Taylor Swift, Psy perform for New Year's Eve in Times Square
Taylor Swift, Carly Rae Jepsen, and others performed for New Year's Eve celebrations in Times Square in New York City.
Joshua Lott/Reuters
New York
Throngs of revelers in and around New York's Times Square bid farewell to 2012 and extended a raucous greeting to 2013 early Tuesday.
The crowd in midtown Manhattan, which police expected to approach 1 million, cheered and counted down the final seconds of 2012 as a large lighted crystal ball descended for the last minute of the old year - a tradition started in 1907.
Thousands cheered as the new year officially began and a blizzard of colorful confetti fell on the famous square. But the cheers - and a spirited crowd rendition of the song "New York, New York" - were quickly drowned out by a fireworks show.
Paul Hannemann, the head of an incident response team at the Texas Forest Service, was in New York to help with the reconstruction efforts in areas hit by Superstorm Sandy.

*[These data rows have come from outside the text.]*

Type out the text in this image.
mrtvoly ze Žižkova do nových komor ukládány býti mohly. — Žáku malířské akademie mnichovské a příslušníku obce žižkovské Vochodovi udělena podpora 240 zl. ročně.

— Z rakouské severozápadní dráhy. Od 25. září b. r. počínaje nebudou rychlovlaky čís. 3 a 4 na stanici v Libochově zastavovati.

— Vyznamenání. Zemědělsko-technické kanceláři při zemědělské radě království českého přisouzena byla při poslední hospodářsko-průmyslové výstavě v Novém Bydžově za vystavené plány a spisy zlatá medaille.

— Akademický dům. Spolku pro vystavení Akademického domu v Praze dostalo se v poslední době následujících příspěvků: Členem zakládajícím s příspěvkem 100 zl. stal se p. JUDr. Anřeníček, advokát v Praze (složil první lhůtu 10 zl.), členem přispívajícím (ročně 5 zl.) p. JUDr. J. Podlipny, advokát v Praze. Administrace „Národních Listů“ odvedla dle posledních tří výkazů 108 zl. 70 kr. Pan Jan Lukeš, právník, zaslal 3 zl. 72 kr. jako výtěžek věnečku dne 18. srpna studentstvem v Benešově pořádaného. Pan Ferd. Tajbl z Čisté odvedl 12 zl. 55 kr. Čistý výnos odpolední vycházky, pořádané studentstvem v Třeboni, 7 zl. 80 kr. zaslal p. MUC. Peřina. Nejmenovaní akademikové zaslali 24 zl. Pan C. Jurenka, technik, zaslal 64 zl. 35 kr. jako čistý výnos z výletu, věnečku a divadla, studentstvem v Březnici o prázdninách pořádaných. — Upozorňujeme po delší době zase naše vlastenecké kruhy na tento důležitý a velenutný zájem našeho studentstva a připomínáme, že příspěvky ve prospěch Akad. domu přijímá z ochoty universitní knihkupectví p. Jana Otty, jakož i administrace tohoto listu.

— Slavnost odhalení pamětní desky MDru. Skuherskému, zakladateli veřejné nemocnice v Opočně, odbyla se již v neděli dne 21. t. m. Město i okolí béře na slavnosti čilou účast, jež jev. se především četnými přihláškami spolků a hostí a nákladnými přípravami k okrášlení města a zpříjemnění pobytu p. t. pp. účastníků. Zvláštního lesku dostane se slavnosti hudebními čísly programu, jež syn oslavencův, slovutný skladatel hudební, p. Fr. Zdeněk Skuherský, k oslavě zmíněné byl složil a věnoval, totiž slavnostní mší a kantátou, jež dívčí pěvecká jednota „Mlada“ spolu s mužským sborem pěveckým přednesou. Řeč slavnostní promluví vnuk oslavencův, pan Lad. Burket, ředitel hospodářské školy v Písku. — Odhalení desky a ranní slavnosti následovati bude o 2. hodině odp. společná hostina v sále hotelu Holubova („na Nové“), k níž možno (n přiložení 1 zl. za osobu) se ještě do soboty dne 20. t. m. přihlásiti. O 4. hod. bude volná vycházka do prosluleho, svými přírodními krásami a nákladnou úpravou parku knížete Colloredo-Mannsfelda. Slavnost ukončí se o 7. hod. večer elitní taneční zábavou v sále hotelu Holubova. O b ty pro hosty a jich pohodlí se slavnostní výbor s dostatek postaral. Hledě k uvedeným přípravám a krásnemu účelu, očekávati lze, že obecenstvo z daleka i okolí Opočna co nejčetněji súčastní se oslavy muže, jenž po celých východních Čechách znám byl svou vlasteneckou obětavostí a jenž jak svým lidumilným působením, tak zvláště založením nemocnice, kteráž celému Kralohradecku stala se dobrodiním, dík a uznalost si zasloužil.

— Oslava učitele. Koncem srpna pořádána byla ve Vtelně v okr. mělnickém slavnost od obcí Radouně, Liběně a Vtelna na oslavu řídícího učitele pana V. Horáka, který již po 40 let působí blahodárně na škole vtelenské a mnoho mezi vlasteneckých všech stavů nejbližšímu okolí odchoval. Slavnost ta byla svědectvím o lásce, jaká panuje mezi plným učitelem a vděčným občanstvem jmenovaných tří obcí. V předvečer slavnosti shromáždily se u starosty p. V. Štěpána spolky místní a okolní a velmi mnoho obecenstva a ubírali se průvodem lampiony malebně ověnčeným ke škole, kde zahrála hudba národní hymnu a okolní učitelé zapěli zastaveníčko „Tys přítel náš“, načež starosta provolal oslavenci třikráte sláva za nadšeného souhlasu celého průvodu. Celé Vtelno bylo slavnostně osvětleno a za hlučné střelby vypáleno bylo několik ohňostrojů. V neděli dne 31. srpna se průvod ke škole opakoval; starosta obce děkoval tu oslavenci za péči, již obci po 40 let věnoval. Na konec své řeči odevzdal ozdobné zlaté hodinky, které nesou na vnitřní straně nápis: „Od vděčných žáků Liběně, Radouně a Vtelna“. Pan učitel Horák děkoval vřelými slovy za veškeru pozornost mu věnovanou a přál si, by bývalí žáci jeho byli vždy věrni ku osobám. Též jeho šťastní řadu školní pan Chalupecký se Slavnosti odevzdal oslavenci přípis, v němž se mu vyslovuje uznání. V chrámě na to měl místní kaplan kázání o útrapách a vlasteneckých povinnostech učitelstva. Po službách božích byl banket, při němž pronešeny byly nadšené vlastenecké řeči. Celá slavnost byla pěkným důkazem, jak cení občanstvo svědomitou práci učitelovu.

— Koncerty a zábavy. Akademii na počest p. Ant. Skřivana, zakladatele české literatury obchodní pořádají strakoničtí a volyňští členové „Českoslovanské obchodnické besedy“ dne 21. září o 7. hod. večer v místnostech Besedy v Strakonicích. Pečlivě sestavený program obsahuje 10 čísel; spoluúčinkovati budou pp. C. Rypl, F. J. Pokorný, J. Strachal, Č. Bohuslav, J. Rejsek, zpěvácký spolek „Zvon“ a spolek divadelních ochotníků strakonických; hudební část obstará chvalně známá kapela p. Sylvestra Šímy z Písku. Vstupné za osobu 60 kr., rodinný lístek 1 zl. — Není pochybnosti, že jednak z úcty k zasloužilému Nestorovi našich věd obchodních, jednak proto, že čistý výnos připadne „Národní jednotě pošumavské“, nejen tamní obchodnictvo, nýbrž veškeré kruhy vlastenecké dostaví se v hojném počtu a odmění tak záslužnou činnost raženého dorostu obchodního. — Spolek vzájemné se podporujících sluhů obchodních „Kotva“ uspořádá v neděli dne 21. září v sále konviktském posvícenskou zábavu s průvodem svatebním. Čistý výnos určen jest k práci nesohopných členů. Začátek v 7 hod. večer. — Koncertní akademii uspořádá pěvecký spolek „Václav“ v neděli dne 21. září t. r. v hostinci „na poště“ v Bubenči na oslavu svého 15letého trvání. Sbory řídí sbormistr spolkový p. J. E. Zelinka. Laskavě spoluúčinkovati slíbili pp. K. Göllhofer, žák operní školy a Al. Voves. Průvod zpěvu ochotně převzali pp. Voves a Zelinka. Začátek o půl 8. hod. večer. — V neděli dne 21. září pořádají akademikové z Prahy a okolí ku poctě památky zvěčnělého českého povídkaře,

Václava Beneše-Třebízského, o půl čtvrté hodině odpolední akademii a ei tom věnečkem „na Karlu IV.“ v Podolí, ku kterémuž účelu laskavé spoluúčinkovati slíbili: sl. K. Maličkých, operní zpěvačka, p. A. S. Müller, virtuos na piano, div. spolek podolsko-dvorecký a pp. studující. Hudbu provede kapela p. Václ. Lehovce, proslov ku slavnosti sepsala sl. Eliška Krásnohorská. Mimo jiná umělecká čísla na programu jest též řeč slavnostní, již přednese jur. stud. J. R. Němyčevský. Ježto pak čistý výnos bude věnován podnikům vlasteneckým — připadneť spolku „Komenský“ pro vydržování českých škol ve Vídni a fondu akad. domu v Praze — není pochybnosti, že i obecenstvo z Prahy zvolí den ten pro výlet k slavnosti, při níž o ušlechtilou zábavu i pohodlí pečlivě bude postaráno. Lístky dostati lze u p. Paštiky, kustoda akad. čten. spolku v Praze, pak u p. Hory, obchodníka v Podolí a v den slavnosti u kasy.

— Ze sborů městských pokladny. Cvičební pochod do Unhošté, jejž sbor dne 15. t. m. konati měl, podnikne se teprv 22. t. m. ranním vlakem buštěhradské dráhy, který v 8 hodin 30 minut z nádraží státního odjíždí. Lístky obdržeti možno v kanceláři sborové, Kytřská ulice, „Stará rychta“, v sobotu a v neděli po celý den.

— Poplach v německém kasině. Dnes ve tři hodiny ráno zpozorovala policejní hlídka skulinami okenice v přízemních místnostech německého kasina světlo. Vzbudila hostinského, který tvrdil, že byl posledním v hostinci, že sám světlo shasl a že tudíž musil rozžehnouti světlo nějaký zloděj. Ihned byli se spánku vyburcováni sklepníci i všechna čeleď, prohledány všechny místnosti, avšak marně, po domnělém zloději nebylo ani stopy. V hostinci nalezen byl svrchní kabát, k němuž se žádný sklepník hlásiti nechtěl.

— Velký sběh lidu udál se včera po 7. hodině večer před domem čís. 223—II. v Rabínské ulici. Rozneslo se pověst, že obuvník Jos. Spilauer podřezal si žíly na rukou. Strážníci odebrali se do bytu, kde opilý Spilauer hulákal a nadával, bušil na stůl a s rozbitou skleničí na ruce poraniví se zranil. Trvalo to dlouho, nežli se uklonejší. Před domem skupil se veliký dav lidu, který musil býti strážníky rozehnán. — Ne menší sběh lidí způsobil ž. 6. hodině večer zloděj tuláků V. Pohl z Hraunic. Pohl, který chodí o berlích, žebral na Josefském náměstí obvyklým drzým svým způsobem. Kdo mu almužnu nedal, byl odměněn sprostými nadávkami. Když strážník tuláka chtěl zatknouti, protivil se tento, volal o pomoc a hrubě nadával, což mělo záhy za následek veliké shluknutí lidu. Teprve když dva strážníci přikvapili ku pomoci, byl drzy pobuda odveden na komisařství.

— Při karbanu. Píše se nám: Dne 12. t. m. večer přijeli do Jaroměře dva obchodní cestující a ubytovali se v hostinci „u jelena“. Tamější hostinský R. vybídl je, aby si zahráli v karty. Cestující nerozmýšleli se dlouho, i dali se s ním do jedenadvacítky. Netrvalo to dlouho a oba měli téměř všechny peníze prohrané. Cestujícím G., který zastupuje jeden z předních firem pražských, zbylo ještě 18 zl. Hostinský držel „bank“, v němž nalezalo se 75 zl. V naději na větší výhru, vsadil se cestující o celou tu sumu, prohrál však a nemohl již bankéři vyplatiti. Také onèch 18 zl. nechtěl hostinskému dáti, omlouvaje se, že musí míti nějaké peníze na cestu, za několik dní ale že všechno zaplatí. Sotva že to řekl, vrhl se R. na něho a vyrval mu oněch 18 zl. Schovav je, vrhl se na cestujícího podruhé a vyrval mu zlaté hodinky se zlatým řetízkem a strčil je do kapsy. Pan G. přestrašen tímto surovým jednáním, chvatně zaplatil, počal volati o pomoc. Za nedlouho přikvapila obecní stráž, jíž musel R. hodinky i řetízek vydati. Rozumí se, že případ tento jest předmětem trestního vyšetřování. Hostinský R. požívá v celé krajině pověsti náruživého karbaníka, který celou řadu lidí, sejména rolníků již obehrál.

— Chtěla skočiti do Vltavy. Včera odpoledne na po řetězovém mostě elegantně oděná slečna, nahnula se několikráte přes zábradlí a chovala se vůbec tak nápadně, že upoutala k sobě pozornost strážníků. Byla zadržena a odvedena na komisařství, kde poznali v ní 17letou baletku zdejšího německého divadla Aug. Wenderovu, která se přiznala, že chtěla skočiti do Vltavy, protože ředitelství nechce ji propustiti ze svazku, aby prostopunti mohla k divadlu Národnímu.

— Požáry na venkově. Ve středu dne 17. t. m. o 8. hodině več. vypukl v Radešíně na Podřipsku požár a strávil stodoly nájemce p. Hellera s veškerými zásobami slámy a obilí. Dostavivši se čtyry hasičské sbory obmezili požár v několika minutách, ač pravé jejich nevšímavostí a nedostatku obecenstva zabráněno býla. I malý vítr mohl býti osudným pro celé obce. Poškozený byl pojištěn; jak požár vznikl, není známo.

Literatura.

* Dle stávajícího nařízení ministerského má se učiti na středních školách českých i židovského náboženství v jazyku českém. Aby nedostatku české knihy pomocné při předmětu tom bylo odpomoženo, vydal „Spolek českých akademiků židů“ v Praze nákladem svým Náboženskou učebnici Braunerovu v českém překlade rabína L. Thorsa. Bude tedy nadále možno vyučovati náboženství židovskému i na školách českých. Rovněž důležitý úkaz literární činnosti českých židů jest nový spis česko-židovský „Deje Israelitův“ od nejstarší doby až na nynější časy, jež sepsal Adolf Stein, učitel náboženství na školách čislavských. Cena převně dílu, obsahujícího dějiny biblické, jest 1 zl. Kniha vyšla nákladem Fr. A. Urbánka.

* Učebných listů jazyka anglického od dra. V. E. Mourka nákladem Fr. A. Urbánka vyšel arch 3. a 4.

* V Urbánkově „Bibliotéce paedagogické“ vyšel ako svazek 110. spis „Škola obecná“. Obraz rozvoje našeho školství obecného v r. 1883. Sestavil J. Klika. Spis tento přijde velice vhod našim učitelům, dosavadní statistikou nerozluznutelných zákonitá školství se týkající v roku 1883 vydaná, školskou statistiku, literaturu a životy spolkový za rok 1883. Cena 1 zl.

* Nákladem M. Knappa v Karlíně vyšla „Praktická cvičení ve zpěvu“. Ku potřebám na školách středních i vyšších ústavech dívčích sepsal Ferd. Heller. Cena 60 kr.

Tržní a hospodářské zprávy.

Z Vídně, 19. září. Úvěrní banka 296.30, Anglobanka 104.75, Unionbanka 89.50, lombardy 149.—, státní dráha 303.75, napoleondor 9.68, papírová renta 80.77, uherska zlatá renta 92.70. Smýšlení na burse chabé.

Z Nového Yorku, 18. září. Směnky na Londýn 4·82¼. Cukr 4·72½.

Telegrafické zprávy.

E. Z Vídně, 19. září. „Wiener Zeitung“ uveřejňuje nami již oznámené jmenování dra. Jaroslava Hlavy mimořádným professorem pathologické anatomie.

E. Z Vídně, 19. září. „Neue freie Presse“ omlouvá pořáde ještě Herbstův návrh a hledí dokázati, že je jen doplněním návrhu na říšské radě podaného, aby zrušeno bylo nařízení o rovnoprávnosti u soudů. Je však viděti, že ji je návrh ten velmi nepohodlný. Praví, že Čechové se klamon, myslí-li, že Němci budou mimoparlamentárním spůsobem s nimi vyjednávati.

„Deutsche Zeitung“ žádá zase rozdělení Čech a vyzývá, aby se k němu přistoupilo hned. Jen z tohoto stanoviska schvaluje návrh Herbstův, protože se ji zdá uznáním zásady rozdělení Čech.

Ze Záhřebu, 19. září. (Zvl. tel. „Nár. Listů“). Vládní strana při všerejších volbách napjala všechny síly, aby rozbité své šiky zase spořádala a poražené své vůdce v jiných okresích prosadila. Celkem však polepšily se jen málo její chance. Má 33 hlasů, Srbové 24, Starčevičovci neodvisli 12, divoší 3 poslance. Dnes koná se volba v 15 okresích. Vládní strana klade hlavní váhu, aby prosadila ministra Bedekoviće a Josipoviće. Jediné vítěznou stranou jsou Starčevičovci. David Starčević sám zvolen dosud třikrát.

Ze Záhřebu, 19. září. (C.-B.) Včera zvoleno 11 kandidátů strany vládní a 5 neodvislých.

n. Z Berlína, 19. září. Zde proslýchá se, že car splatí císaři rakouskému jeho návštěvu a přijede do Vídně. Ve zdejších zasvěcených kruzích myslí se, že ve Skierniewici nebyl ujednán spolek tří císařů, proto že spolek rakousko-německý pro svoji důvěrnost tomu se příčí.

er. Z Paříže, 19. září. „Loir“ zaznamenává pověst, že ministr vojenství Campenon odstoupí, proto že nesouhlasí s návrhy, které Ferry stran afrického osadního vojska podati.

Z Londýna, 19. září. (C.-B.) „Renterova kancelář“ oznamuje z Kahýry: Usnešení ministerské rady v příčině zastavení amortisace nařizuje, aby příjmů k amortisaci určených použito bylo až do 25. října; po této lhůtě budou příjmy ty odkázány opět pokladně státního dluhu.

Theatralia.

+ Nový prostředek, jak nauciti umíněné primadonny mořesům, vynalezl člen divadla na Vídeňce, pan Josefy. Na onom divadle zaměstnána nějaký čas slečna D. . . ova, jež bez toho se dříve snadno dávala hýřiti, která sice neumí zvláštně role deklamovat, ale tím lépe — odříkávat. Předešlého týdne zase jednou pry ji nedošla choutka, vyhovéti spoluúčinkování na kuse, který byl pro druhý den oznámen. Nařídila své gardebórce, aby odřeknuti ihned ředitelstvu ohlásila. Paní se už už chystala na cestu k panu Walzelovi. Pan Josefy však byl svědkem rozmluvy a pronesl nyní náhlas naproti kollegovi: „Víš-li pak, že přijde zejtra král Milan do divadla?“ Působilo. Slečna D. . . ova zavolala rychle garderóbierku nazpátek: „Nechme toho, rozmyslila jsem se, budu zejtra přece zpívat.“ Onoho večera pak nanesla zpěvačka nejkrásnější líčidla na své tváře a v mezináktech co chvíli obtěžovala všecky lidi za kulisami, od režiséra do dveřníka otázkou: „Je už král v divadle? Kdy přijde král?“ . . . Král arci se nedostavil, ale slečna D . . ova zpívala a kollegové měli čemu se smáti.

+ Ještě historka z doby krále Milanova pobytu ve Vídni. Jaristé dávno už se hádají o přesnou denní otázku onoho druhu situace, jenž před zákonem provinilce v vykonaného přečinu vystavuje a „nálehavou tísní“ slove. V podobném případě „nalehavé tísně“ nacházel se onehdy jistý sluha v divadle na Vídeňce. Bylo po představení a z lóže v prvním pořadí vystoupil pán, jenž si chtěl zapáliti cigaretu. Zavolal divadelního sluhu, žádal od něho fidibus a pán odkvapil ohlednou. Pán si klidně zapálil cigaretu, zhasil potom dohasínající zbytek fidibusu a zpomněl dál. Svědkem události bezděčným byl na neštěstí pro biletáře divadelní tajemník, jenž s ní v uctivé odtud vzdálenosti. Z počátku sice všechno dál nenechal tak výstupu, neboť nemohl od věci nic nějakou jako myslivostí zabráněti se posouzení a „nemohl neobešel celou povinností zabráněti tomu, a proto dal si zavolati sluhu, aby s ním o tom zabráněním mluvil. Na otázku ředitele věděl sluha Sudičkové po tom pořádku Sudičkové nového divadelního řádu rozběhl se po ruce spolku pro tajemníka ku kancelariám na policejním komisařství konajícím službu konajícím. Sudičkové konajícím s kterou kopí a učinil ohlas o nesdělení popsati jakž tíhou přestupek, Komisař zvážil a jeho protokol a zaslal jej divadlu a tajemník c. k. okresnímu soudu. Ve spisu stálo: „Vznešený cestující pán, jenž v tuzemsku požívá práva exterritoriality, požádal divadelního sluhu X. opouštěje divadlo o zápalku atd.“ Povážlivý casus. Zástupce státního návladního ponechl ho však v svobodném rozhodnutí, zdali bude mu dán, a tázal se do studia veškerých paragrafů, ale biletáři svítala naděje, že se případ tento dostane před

Even as he spent his first New Year's Eve in Times Square, Hannemann's thoughts were on Washington, D.C., where lawmakers worked late into the night to reach a deal to avoid the so-called fiscal cliff of automatic tax hikes and spending cuts that many economists fear could send the nation back into recession.
"I hope everybody can come together in 2013 so our country can get its finances in order and our economy back in place," Hannemann said.
In addition to the crowd on hand in Times Square, another billion people were expected to watch on television, city officials said.
People filled pens in the center of Times Square hours before the end of 2012. Police set up barricades to keep away the overflow crowd. Once people entered the police pens, they were not allowed to leave, no alcohol was permitted and there were no restrooms.
At 6 p.m. the ball rose to the top to the top of its 70-foot (21-meter) pole and fireworks went off.
A few minutes earlier, the cheering crowd turned silent when the ceremony released balloons for each of the victims of the Dec. 14 elementary school shooting in Newtown, Connecticut.
Mark Barrigan, a medical software product manager, traveled from Dallas to witness the ball drop live for the first time this year, fulfilling a longtime wish.
"It was one of those bucket list items," Barrigan said, referring to a list of activities people plan to do before they die.
Asked what he was hoping for in the new year, Barrigan replied, "Hopefully they'll make some good decisions in Washington, D.C."
Elsewhere in America, same-sex marriage became legal at 12:01 a.m. in Maryland.
Maryland, Maine and Washington state became the first three U.S. states to approve gay marriage by popular vote on Nov. 6. Nine states and the District of Columbia now have statutes legalizing gay marriage.
Freezing temperatures
The temperature in Times Square was predicted to hover just above freezing around midnight, with a possibility of rain or snow flurries, forecasters said.
The revelers came for the people-watching for which Times Square is famous, and to see performers such as Taylor Swift, Psy, Carly Rae Jepsen and Neon Trees.
"For me, 2013 is about leaving everything behind and starting from scratch," said Mara Trevin, a 26-year-old who moved from Buenos Aires to New York last week to start a new life.
"That's my resolution."
The illuminated, crystal-covered ball - some 12 feet (3.7 metres) in diameter and weighing nearly 12,000 pounds (5,443 kg) - began its descent on schedule at 11:59 a.m. EST, dropping 70 feet (21 metres) in 60 seconds.
One of those crystals was engraved with the name of Dick Clark, the American entertainer who hosted a popular television presentation of the Times Square New Year's celebrations for decades.
He died in April of a heart attack. Clark had suffered a stroke in 2004 that sidelined from the New Year's Eve show for the first time since he launched the annual broadcast in 1972.
But he gamely returned to the program the following year, and had continued to announce the annual countdown to midnight.
As part of the city's New Year's Eve celebration, more than one ton of confetti was to be released from the rooftops of surrounding buildings in Times Square.
The end-of-the-year crowds capped a year in which 52 million people visited New York City, the third straight record-breaking year for tourism, city officials said on Monday.
More than a million additional tourists visited the city in 2012 compared to 2011, a 2.1 percent increase, they said.
The first version of the ball in Times Square descended in 1907 from a flagpole.